The Guardian recently published an article highlighting new findings that questioned advice to administer 80% oxygen to patients after operations.
The article, which studied the World Health Organisation’s 2016 guidelines, presented arguments from a number of leading anaesthetist’s that patients may actually have been put at serious harm because of ‘flawed advice’ to administer highly concentrated oxygen after surgery.
Ciaran Harper, Solicitor and Senior Litigation Executive in the Medical Negligence department at Fletchers Solicitors, believes any anaesthesiology fraud ultimately damages trust in both medical professionals and the law.
“The recommendations were controversial, because there were a number of conflicting studies, with some indicating that additional oxygen actually increased the risk of infection”
One of those to challenge the anaesthesiology guidelines was Paul Myles, Director of Anaesthesia and Perioperative Medicine at Alfred Hospital in Melbourne.
Myles looked into the initial guidelines that were born from 40 papers published by Mario Schietroma, an academic based at the University of L’Aquila in Italy.
He found a number of errors including bad calculations and subject data which looked suspiciously similar between studies with advice to briefly administer oxygen at an 80% saturation rate to prevent infection of surgical sites after an operation.
The rationale for the argument was that higher oxygen levels increased the activity of neutrophils, part of the body’s defence system.
“He wasn’t able to prove any falsification, however, because the original data sets were no longer available to check – Schietroma said that they had been destroyed in an earthquake.”
Ciaran acknowledged that the implications of the data loss are enormous.
The WHO provides essential advice on healthcare to doctors and other healthcare professionals across the world and has to calibrate its recommendations to be useful in every circumstance – from the most high-tech hospital to the most poverty-stricken refugee camp.

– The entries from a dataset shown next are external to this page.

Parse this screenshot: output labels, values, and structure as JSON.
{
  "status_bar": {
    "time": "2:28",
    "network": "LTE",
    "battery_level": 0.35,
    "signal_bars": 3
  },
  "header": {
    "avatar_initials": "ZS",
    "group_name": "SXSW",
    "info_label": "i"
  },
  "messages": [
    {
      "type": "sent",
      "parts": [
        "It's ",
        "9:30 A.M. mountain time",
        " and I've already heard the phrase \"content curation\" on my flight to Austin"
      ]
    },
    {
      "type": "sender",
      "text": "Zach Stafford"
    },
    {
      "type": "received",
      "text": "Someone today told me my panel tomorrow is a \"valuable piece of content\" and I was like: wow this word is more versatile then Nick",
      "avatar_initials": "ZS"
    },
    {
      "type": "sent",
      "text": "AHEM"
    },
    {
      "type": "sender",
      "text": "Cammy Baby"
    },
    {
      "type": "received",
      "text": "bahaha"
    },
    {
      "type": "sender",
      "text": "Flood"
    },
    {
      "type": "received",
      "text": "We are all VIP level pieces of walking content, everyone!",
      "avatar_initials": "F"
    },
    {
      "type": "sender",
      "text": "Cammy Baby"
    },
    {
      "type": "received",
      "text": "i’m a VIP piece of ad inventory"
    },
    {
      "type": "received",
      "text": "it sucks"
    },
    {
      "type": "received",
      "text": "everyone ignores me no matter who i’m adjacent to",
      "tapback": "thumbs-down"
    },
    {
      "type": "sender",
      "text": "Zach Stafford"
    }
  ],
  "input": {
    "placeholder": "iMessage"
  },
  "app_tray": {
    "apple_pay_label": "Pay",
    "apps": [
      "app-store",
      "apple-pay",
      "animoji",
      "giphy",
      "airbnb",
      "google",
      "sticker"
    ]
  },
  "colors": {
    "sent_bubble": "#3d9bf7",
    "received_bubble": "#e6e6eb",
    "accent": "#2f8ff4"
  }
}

“Its recommendations are supposed to be reliable; from the perspective of a medical negligence lawyer, the standard we look for is “what would a reasonably competent body of medical professionals do?”
“One thing that they might do is to look at WHO guidelines for advice. If the guidelines aren’t correct, then that doctor would (unwittingly) give incorrect treatment.
“The difficulty legally speaking is that such a doctor probably wouldn’t be found to be negligent – he’d be able to justify his actions by referring to the guidelines. The standard we look for, then, is completely up in the air.”
Legal accountability to one side, Ciaran explains that perhaps the more insidious problem is the doubt that this throws on the whole profession and the fact this is not the first time that anaesthesiology has had this issue.
In 2012, a Japanese researcher, Fujii Yoshitaka, had to retract 120 papers because he had falsified data.
“In this sort of circumstance, it would be understandable if a patient lost faith in what they were told by their doctor.
“That, in turn, could cause practical problems for treatment. The NHS is ever-more pushed for time when treating patients, and doctors simply do not have the time to give a full academic justification to their patients for every treatment given.
“At some point, patients need to take things on faith, and this sort of academic misconduct pushes that point further back.”
In conclusion, Ciaran also foresees additional obstacles for lawyers.
Proving negligence could become harder in an environment where lawyers rely on referring to a set standard.
“Without that standard, patients who have been mistreated by their doctors could go without the appropriate compensation.
“So while we have every sympathy for the “publish or perish” culture which academics work in, this sort of allegedly unethical misrepresentation in papers is damaging to the research culture of academics, practical patient care and the legal system for those patients who need redress.”